Como se sentia assim desde que começou a menstruar, achava aquilo natural. Os médicos diziam que o que ela tinha era algo normal da adolescência e passaria.
Mas foi só piorando e, na época da faculdade, o problema agravava-se com o estresse. Até que, aos 26 anos, Cristiane teve uma hemorragia que durou três meses. Foi seu período mais crítico. "Resolvi dar um basta. Não dava para viver daquele jeito", afirma.
Mudou de ginecologista e a nova médica lhe receitou um remédio anti-hemorrágico. Era para tomá-lo por poucos dias, mas ela o usou continuamente por mais três meses, porque sempre que parava de tomar o sangramento voltava.
Foi quando a ginecologista pediu um ultrassom e detectou o que estava causando todos os problemas: ela tinha três miomas, tumores benignos que se formam no útero e, em alguns casos, podem provocar os sintomas que incomodavam Cristiane desde nova.
A advogada ficou assustada com o que ouviu da médica: teria que passar por uma histerectomia, ou seja, a retirada do útero. "Falei que não ia fazer aquilo. Eu tinha 24 anos, nem tinha casado, queria ter filhos."
Foi seu namorado na época, hoje seu marido, que leu numa revista informações sobre a embolização de miomas, técnica existente há cerca de dez anos que trata o problema de forma menos invasiva.
Cristiane buscou um especialista no procedimento e ouviu dele respostas tranquilizadoras. "Perguntei: "Não vou ter mais cólica? Nem hemorragia?" Ele respondeu que não. "Vou poder ter filhos?" Ele disse que sim. Nem acreditei."
O tratamento não deixa cicatrizes, exige anestesia local e só um dia de internação -para controlar a dor, frequente no pós-operatório.
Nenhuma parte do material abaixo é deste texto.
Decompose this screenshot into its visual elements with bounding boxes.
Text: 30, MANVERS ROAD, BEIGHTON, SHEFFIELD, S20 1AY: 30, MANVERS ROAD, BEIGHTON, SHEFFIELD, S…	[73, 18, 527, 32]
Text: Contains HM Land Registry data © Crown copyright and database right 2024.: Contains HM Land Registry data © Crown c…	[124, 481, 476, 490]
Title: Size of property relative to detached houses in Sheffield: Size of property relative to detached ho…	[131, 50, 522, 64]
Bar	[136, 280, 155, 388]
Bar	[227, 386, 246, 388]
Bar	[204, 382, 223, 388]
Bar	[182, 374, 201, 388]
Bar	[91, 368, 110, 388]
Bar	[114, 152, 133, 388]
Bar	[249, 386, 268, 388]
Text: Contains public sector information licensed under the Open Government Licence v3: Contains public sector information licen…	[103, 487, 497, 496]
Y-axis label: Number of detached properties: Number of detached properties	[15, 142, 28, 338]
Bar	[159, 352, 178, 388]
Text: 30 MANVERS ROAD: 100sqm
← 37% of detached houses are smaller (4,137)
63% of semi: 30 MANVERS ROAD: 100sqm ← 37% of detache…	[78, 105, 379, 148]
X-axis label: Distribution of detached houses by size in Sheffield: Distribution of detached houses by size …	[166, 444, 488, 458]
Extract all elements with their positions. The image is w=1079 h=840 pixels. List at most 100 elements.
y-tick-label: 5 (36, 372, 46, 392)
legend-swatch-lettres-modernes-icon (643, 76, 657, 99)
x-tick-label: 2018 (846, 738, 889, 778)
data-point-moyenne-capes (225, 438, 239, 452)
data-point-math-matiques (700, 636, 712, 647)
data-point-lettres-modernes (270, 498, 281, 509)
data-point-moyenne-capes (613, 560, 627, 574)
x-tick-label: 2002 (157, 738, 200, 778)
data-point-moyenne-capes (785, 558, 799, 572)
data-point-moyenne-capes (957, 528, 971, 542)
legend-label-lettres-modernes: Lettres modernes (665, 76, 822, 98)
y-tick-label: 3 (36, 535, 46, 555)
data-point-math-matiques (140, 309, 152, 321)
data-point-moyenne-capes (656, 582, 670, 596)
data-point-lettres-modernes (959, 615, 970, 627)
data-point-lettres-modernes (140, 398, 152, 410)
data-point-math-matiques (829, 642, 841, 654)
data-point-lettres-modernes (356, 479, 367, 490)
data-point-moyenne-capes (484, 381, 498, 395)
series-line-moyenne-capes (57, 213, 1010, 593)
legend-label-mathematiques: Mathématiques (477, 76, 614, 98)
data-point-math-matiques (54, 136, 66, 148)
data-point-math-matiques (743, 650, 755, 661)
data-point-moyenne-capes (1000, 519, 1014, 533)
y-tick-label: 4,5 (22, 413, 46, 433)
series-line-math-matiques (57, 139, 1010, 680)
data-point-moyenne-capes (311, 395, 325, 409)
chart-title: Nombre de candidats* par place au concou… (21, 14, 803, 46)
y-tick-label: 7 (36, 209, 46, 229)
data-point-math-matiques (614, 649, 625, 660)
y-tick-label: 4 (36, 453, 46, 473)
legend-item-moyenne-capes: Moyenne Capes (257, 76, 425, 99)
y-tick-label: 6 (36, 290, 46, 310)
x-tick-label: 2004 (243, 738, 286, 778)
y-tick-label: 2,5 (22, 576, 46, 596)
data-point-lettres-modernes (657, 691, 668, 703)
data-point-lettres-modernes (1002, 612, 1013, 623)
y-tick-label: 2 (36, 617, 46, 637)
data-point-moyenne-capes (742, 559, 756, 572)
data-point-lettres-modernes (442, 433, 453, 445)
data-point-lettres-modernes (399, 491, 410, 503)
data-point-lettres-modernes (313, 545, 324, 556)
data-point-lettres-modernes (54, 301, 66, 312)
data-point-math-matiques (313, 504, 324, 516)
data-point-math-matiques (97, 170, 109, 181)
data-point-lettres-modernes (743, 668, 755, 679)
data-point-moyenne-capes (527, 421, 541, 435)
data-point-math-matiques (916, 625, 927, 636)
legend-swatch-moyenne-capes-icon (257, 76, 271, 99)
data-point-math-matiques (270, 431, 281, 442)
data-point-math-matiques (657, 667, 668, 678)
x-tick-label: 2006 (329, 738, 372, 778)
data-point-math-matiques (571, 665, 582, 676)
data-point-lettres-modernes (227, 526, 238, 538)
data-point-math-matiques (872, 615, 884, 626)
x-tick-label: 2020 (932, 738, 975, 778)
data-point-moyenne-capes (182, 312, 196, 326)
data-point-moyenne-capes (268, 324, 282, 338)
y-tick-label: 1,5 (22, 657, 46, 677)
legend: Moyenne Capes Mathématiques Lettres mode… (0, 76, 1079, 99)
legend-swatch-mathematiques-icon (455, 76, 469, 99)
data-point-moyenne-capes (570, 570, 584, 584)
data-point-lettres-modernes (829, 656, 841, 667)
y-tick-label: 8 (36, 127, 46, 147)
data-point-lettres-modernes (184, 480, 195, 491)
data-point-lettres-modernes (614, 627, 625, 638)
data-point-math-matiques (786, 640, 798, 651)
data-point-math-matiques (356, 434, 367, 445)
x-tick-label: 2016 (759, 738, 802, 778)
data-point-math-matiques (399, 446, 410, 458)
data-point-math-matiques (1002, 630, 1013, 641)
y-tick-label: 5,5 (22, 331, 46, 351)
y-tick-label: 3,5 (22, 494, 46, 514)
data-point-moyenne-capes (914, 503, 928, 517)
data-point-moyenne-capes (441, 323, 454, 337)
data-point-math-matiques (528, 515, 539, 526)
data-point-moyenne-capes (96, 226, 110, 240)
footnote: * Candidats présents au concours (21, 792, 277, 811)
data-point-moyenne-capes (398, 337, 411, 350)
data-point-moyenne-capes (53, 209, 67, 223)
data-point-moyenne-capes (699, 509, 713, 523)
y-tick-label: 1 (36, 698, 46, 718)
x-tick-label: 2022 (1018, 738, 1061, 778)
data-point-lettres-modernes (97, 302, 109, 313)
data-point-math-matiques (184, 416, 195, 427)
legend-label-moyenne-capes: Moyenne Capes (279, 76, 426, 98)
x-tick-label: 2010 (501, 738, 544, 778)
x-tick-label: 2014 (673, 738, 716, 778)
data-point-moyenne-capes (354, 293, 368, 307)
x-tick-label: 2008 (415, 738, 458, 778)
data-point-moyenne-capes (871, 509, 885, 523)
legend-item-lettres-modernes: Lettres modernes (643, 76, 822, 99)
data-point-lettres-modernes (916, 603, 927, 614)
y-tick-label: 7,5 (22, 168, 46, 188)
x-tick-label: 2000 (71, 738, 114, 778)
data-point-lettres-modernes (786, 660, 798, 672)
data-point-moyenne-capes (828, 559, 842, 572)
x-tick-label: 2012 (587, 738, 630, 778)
A eficácia é de 95% a 97%. A melhora foi imediata. "Nunca mais tive cólica ou sangramentos anormais. Vi o que é ter uma vida normal", diz Cristiane.
Um ano depois, os miomas estavam de tamanho insignificante. O médico disse que ela poderia demorar a engravidar, mas, com dois meses de tentativa, deu certo. Hoje, ela é mãe de Maria Laura, de três meses.
Até o sexto mês de gravidez, os miomas apareciam no ultrassom, com o bebê. O ginecologista queria retirá-los definitivamente no parto, aproveitando que teve que ser cesariana. "Eu estava na sala de parto com a minha filha e falava: "Não esquece os miomas'", conta ela, rindo. Mas ele não conseguiu encontrá-los: seu organismo já os havia absorvido.

Sintomas
Ao menos metade das mulheres com idade entre 30 e 45 anos apresenta miomas. A questão é que a maioria delas não tem nenhum sintoma. "Muitas vezes eles passam desapercebidos e só vão ser notados em exames de rotina", diz o radiologista intervencionista Nestor Kisilevzky, especialista na embolização de miomas.
Ele ressalta que o mioma é totalmente benigno -"ninguém morre por causa dele e ele não se transforma em câncer". Só devem ser tratadas -com qualquer técnica- as mulheres que têm sintomas.
"O mioma pode ter um impacto severo na qualidade de vida. Há pacientes que precisam usar até fraldas [para conter o sangramento]", diz.
Ele afirma que muita gente acaba perdendo o útero desnecessariamente porque alguns ginecologistas não orientam as pacientes de que é possível fazer a embolização. O procedimento não é coberto pelo SUS.
Em 2008, Kisilevzky fundou, com o hospital Albert Einstein, onde trabalha, um projeto que fazia embolizações gratuitas em quatro hospitais públicos. Foram tratadas 106 pacientes, mas hoje o projeto está suspenso para buscar uma ampliação. Já há uma lista de espera de 300 mulheres que querem se submeter ao procedimento.


Próximo Texto: Frase
Índice



Copyright Empresa Folha da Manhã S/A. Todos os direitos reservados. É proibida a reprodução do conteúdo desta página em qualquer meio de comunicação, eletrônico ou impresso, sem autorização escrita da Folhapress.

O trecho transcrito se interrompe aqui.